Broad-Intel Genomics Stack*-BIGstack*

Intel and the Broad Institute of MIT and Harvard are at the forefront of the effort to accelerate genomics analysis and the benefits it can produce. Together, Intel and Broad have introduced an integrated hardware and software solution to run Broad’s popular Genome Analysis Toolkit* (GATK*) faster, at unprecedented scale, and with easier deployment. It used to take six weeks to generate a database from 2,300 genomes. Now, using the Broad-Intel Genomics Stack* (BIGstack*), a database containing 5x more information can be generated in only two weeks.

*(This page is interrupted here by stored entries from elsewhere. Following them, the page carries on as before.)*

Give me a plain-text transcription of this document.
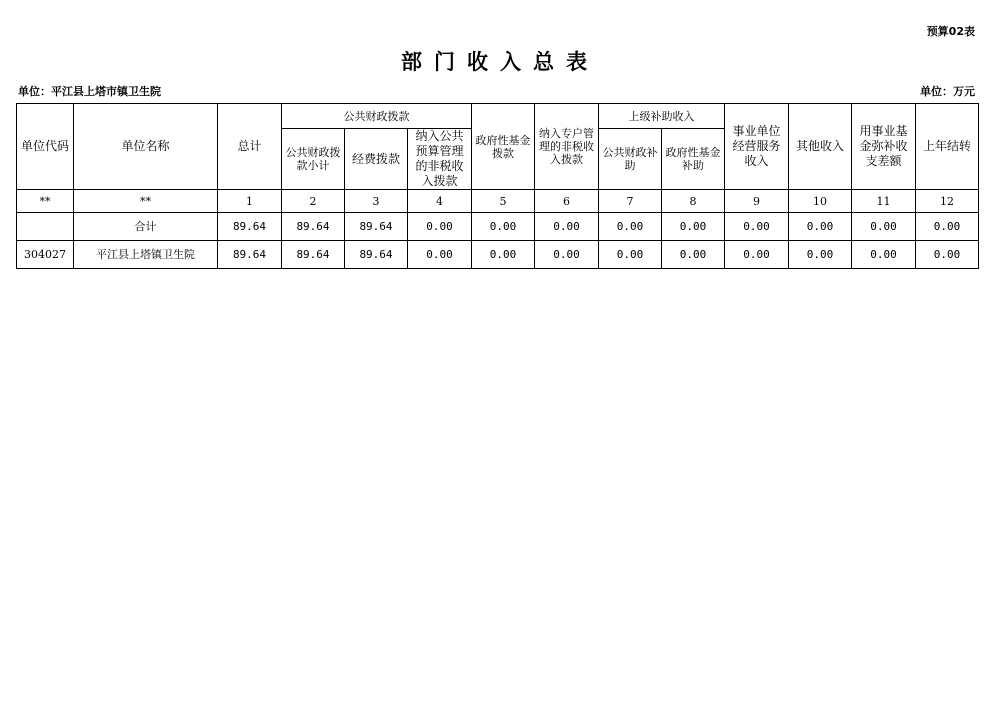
预算02表
部门收入总表
单位：平江县上塔市镇卫生院	单位：万元
单位代码	单位名称	总计	公共财政拨款			政府性基金拨款	纳入专户管理的非税收入拨款	上级补助收入		事业单位经营服务收入	其他收入	用事业基金弥补收支差额	上年结转
			公共财政拨款小计	经费拨款	纳入公共预算管理的非税收入拨款			公共财政补助	政府性基金补助				
**	**	1	2	3	4	5	6	7	8	9	10	11	12
	合计	89.64	89.64	89.64	0.00	0.00	0.00	0.00	0.00	0.00	0.00	0.00	0.00
304027	平江县上塔镇卫生院	89.64	89.64	89.64	0.00	0.00	0.00	0.00	0.00	0.00	0.00	0.00	0.00
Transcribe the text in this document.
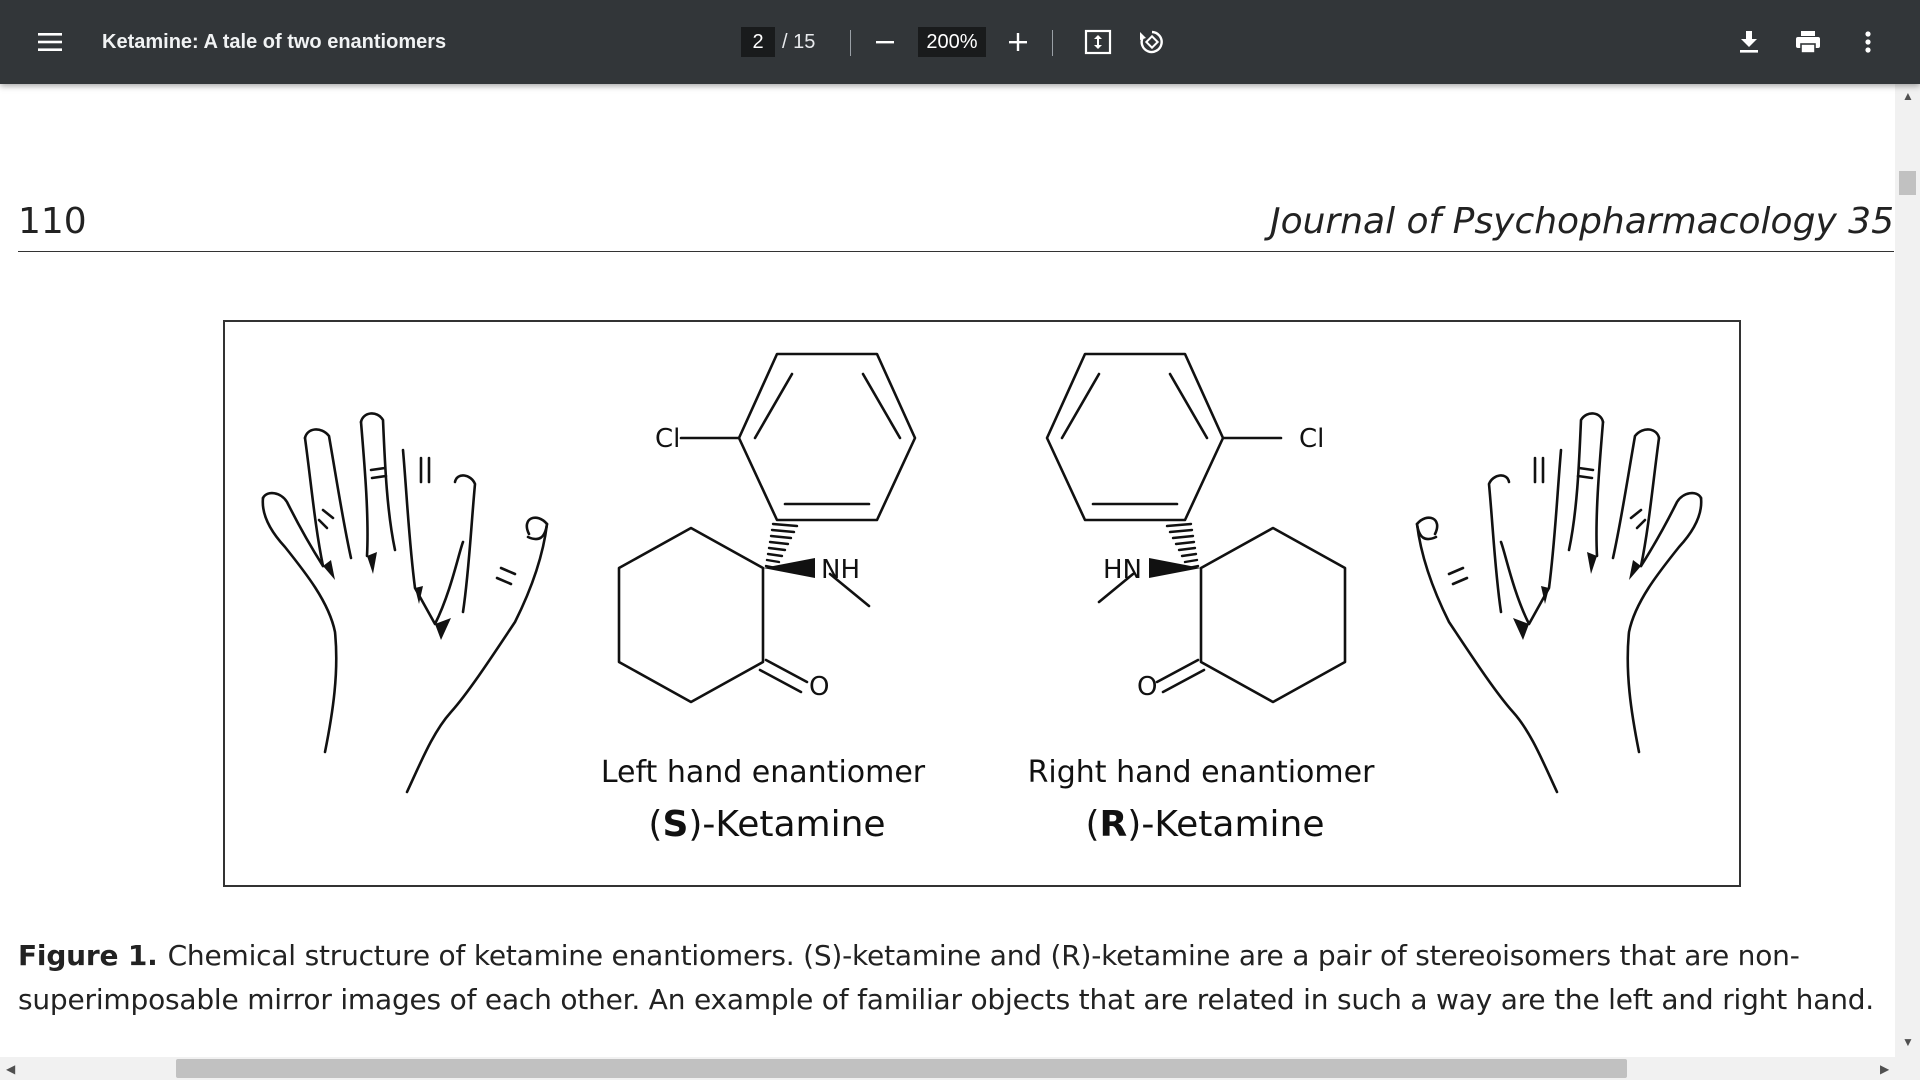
Ketamine: A tale of two enantiomers	2 / 15	200%
110	Journal of Psychopharmacology 35
Cl
NH
O
Cl
HN
O
Left hand enantiomer
(S)-Ketamine
Right hand enantiomer
(R)-Ketamine
Figure 1. Chemical structure of ketamine enantiomers. (S)-ketamine and (R)-ketamine are a pair of stereoisomers that are non-superimposable mirror images of each other. An example of familiar objects that are related in such a way are the left and right hand.
▲
▼
◀	▶
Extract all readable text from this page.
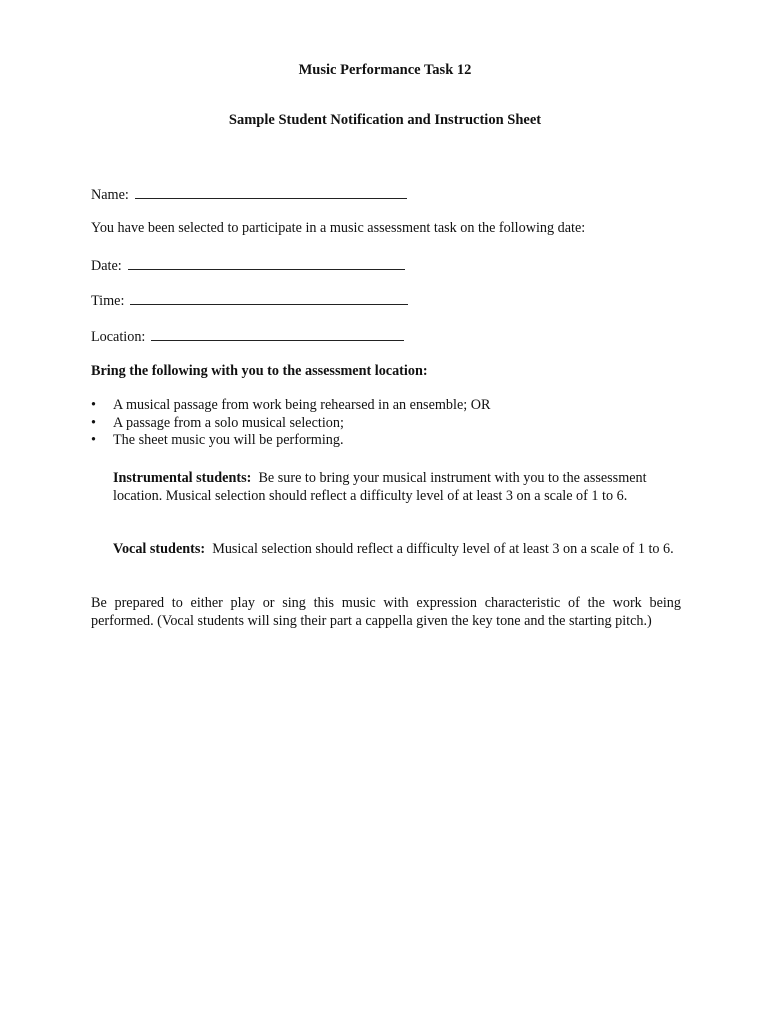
Music Performance Task 12
Sample Student Notification and Instruction Sheet
Name:

You have been selected to participate in a music assessment task on the following date:

Date:
Time:
Location:

Bring the following with you to the assessment location:

• A musical passage from work being rehearsed in an ensemble; OR
• A passage from a solo musical selection;
• The sheet music you will be performing.

Instrumental students: Be sure to bring your musical instrument with you to the assessment location. Musical selection should reflect a difficulty level of at least 3 on a scale of 1 to 6.

Vocal students: Musical selection should reflect a difficulty level of at least 3 on a scale of 1 to 6.

Be prepared to either play or sing this music with expression characteristic of the work being performed. (Vocal students will sing their part a cappella given the key tone and the starting pitch.)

BIGstack is a game-changing, end-to-end integrated hardware and software package. With common, validated reference designs that use the latest generation Intel® Xeon® Scalable processors, Intel® Arria® 10 Field Programmable Gate Array (FPGA) PCIe* cards, Intel® Omni-Path Architecture (Intel® OPA), and Intel® 3D NAND Solid State Drives (Intel® SSDs), BIGstack can help ease the complexity of running the genomics analysis pipeline (specifically, Broad Institute’s production-worthy Best Practices workflows) while dramatically speeding up the analysis process.

This paper demonstrates how a BIGstack-based platform that uses the latest Intel® Xeon® Scalable processors and Intel® 3D NAND SSDs achieves a throughput of up to 5 whole genomes and more than 100 whole exomes per day per node. Intel® FPGA technology further speeds up the individual sample analysis by up to 2.2x for whole genomes at a lower memory cost compared to prior-generation Intel® Xeon® processor for Broad’s GATK Best Practices. Information is provided about tools, technologies, optimizations, and methodology, as well as details about latency, throughput, and utilization of CPU, memory, and disk resources.